Когда Чиннасвами увидел его, то сказал мне: «Нам нужно 50 тысяч рупий на храм. Почему бы нам троим не пойти к Джамналал Баджай и не попросить у него денег? Представь меня Чхаганлалу Йоги, и приступим».
Чхаганлалу Йоги это предложение показалось неприемлемым, но, поскольку он был новичком и к тому же стеснялся, он почувствовал, что ему ничего не остается, как согласиться. Чиннасвами позаботился о том, чтобы его багаж отправили, но, прежде чем отправиться нам самим, нужно было преодолеть одну преграду – мы должны были сообщить Бхагавану. Чиннасвами никогда не сообщал что-либо Бхагавану напрямую. Когда нужно было что-то сказать ему, он всегда посылал кого-нибудь передать его слова. В этот раз он позвал меня и попросил рассказать Бхагавану о нашей поездке.
«Как я могу рассказать Бхагавану о таком? – спросил я. – Ты должен пойти со мной».
Поскольку у него не хватило смелости передать эту информацию даже в моей компании, я собрал еще нескольких преданных, и мы явились к Бхагавану, когда тот отдыхал после обеда. Бхагаван, сидя один в холле, пристально глядел в пустое пространство. Мы некоторое время постояли перед ним, но он даже не взглянул на нас.
Каждый из нас ждал, чтобы заговорил кто-то другой. В конце концов Моуни Свами нарушил молчание от нашего имени, рассказав Бхагавану, зачем мы пришли.

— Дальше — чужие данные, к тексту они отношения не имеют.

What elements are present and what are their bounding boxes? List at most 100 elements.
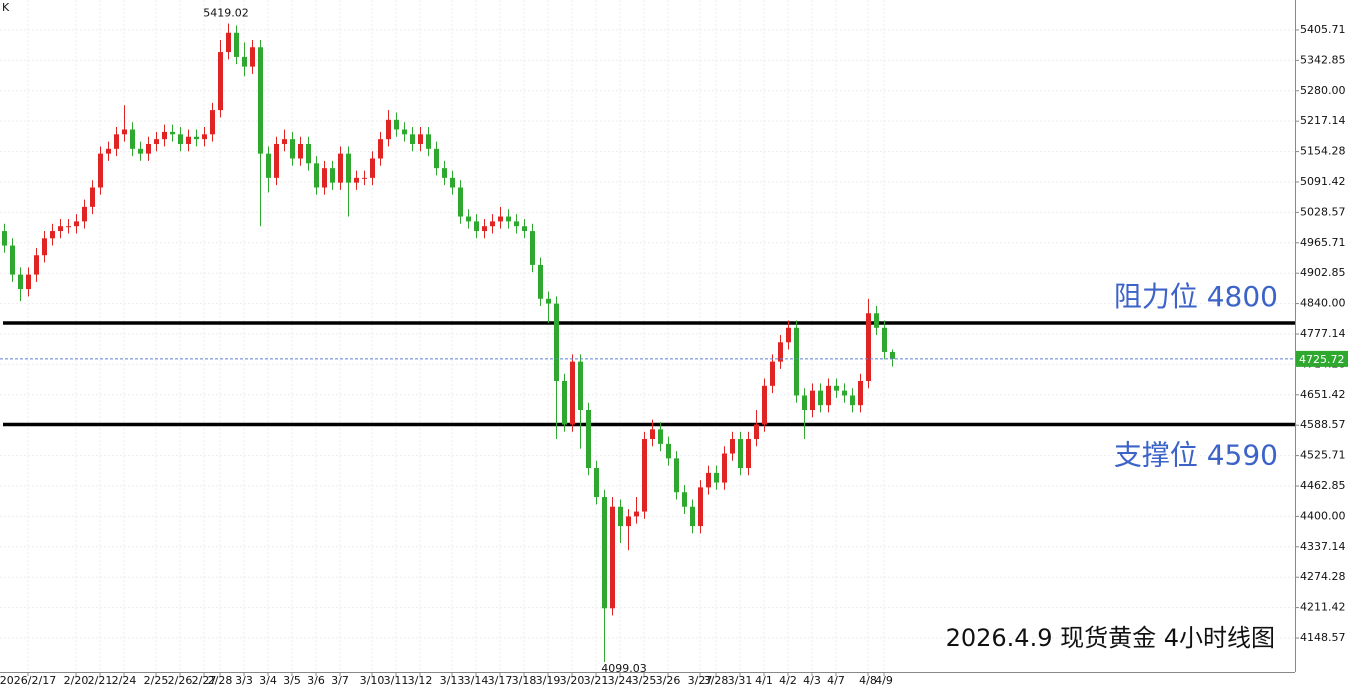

Долгое время Бхагаван не отвечал, но, наконец, обернулся к нам и сказал: «Я вам уже говорил не просить подаяния от моего имени. И теперь повторяю: довольствуйтесь тем, что есть. Что должно произойти, то произойдет.
Если вы отправитесь просить денег, разве жертвующие не спросят, получили ли вы мое согласие или нет, и дал ли я вам разрешение на это? Что вы им собираетесь сказать, если они вас об этом спросят?»
Чхаганлал Йоги нашел отговорку, которую искал.
«Если мы не скажем, что вы согласились на это, никто не даст нам ни пайсы (одна сотая рупии)», – сказал он.
Что нам оставалось делать? Один за другим мы выскользнули из холла, и поездка Чиннасвами была отменена.
После этого случая Бхагаван отметил: «Разве все эти строения в ашраме появились в результате моего попрошайничества? Все это произошло именно так, как должно было произойти. Ничто не происходит лишь как результат личного усилия».
В итоге над самадхи матери Бхагавана был сооружен большой храм. Это было массивное и внушительное здание, построенное традиционным способом умелыми строителями храмов. Хотя Бхагаван полностью поддерживал строительный проект на всех его стадиях, он не предвидел в то время, когда мать умерла, что со временем появится такое сооружение. Это стало ясно, когда Бхагаван рассказал мне малоизвестную историю о самадхи его матери, историю иллюстрирующую предначертанность судьбы.
Когда в 1922-м году мать Бхагавана умерла, он, видимо, сказал нескольким преданным в Скандашраме: «Унесите это тело в темноте, без шума, и чтобы никто не знал. Выройте яму на ничьей земле, быстро захороните его и возвращайтесь до рассвета» *.
* Я спрашивал Кунджу Свами, принимавшего активное участие в организации похорон матери Бхагавана, пытался ли кто-нибудь выполнить эти наставления. Вот что он ответил:
«Это было нереально. Нужно было проделать много работы и многое организовать. Нам нужно было получить разрешение деревенского управляющего, а также разрешение Баваджи Матха, владеющего землей, на которой нужно было вырыть яму самадхи. Тело матери было вынесено из Скандашрама незадолго перед рассветом. Невозможно было сделать все это до наступления дня. Кроме того, мы хотели сделать все должным образом. Есть традиция, что, если хоронишь тело джняни в обычной земле, это плохо отразится на любом близлежащем городе. Точно так же плохо, если его кремировать. В случае с матерью была вырыта глубокая яма и выложена камнями. Это правильный способ, а он требует времени. В «Тирумантирам» Тирумулара сказано, что тело джняни следует хоронить в глубокой могиле, выложенной камнями. Так мы и сделали».